Work/Life Balance is Bunk.

We all struggle with how to make our lives what we want them to be.  Our goals, dreams, tasks, obligations, chores and aspirations all compete for our attention.  Add the goals and needs of others – spouses, parents, children, friends, colleagues, etc. – and it is a miracle our brains can possibly organize our lives into any workable form any day of the week, much less week after month after year.

Our culture has struggled to help us frame how best to create the lives we want.  The context of work has been helpful: work hard and you will be able to afford the environment and opportunities you want for yourself and your family.  But then work can take over one’s life – “life” being family, fun and the things that we’d rather be doing other than working.  The implication is that work is supposed to be separate from life and that one should not be more important than the other. Ok…

There is a reason this is on a warning sign...

So, work and life must somehow become balanced.  Like a teeter-totter, one side or the other can suddenly plummet if unexpected imbalance occurs, thereby jettisoning the other side up into the air and flying off into the wind waiting for a convenient time to be recovered. It’s very precarious.

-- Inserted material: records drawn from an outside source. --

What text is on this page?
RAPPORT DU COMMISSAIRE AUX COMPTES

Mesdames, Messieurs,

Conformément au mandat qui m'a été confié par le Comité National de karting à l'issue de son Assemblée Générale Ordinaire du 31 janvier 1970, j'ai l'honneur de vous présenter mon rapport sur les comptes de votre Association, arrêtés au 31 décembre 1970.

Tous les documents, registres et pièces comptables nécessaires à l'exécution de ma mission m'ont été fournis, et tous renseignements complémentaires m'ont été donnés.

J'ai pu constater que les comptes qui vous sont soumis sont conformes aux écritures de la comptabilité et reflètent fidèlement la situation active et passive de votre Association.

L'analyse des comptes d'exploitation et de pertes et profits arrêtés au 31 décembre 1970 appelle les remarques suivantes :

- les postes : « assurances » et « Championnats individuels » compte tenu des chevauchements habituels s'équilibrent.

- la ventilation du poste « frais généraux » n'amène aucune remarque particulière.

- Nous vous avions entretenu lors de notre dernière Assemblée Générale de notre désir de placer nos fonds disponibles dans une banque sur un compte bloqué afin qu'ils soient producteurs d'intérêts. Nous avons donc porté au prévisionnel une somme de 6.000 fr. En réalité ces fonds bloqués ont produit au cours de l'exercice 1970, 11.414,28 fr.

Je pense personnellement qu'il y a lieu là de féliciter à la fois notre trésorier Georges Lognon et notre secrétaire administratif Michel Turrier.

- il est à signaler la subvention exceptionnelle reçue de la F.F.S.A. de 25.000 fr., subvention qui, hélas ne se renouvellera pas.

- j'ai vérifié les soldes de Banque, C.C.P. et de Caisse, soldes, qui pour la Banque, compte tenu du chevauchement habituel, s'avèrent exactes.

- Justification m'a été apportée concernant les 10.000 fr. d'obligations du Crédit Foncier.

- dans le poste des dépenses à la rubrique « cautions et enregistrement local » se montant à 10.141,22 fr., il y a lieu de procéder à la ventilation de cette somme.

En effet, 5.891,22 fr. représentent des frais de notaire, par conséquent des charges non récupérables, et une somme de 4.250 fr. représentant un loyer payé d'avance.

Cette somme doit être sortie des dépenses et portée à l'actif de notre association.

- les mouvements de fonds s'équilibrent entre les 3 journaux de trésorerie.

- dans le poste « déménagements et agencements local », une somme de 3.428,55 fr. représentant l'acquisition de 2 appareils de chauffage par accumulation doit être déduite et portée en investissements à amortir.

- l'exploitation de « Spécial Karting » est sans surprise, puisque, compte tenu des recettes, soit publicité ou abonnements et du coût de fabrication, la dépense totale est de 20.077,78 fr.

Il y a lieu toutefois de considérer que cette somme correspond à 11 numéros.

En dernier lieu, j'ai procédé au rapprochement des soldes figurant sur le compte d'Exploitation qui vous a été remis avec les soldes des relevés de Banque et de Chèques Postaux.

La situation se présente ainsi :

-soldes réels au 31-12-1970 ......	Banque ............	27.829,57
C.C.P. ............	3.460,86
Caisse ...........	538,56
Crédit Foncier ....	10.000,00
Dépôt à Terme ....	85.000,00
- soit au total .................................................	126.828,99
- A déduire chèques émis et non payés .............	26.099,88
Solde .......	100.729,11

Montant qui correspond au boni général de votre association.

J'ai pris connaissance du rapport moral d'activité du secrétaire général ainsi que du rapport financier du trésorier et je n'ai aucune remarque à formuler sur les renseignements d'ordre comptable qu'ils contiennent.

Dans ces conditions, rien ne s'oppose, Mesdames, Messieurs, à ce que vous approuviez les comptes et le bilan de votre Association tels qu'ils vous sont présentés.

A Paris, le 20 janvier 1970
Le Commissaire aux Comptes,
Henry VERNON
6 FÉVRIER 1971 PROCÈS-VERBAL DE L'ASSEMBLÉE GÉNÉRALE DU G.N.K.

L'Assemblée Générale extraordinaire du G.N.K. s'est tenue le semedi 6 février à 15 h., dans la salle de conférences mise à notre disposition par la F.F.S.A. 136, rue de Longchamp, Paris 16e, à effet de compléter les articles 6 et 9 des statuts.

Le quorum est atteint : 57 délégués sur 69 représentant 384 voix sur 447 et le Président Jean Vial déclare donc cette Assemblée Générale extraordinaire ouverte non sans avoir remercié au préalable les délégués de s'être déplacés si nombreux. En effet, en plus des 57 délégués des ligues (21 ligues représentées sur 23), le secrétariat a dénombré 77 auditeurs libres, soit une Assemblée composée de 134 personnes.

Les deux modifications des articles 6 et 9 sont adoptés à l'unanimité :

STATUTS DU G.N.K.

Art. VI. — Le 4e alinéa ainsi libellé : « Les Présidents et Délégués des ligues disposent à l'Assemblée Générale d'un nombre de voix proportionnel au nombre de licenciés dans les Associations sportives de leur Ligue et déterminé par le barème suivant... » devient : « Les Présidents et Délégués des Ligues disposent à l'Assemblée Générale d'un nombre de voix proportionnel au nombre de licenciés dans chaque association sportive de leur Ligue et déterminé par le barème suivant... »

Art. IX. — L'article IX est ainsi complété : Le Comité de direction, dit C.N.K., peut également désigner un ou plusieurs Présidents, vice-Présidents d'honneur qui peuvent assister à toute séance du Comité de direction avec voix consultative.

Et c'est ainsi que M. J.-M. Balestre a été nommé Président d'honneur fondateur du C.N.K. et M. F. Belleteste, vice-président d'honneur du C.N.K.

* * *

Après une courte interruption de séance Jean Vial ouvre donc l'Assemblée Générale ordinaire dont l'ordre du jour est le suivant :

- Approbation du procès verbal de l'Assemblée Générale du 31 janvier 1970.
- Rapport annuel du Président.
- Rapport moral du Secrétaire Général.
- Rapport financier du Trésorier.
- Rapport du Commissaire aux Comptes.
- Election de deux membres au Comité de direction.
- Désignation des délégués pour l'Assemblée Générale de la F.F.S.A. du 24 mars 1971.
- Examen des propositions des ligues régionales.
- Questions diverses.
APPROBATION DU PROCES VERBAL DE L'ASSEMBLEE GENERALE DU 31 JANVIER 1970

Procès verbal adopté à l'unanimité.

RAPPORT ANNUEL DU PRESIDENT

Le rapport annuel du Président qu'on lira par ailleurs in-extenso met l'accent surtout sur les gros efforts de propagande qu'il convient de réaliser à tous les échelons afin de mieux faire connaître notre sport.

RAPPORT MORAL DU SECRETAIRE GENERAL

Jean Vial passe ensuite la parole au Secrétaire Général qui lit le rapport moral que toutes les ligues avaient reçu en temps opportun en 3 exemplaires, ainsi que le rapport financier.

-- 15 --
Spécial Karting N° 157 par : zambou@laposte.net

But I don’t buy the work-life balance concept.  I think that those two elements are missing what we are really trying to sort out.  It implies that your work is not part of your life (and god help you if you actually like your work…where are your priorities!?).

So what if we stop thinking about balancing work and life? Life is the whole package: work, family, fun, school, exercise, people and community – the list goes on. If we’re concerned about whether or not the amount of work we do is good or bad for us because of the negative stress that can result, then the idea we need to think about is Work-Health. The work we do as humans – whether that is parenting, farming, writing or corporate raiding – is dependent upon our overall health.  When we are rested, happy, connected to others and healthy, we can do all sorts of things and have fun in the process. When we are exhausted, unhappy, disconnected or ill, we are limited in what we can accomplish.

My suggestion is that we stop thinking about separating work from life – it’s too stressful to try to keep that teeter-totter from wobbling. The idea of a work-health framework has a richer meaning. The joy and success we experience from all aspects of life is supported by overall health. Exploring the dynamic relationship our health and our work have to each other helps us enjoy all aspects of life more.  Each dimension of our lives will fluctuate in how much attention we want to and can give them. Whether the things we work and play at support or detract from our feeling of living in a healthy and satisfying way is a more useful question than whether we are in “balance” with some arbitrary idea of what our lives should be.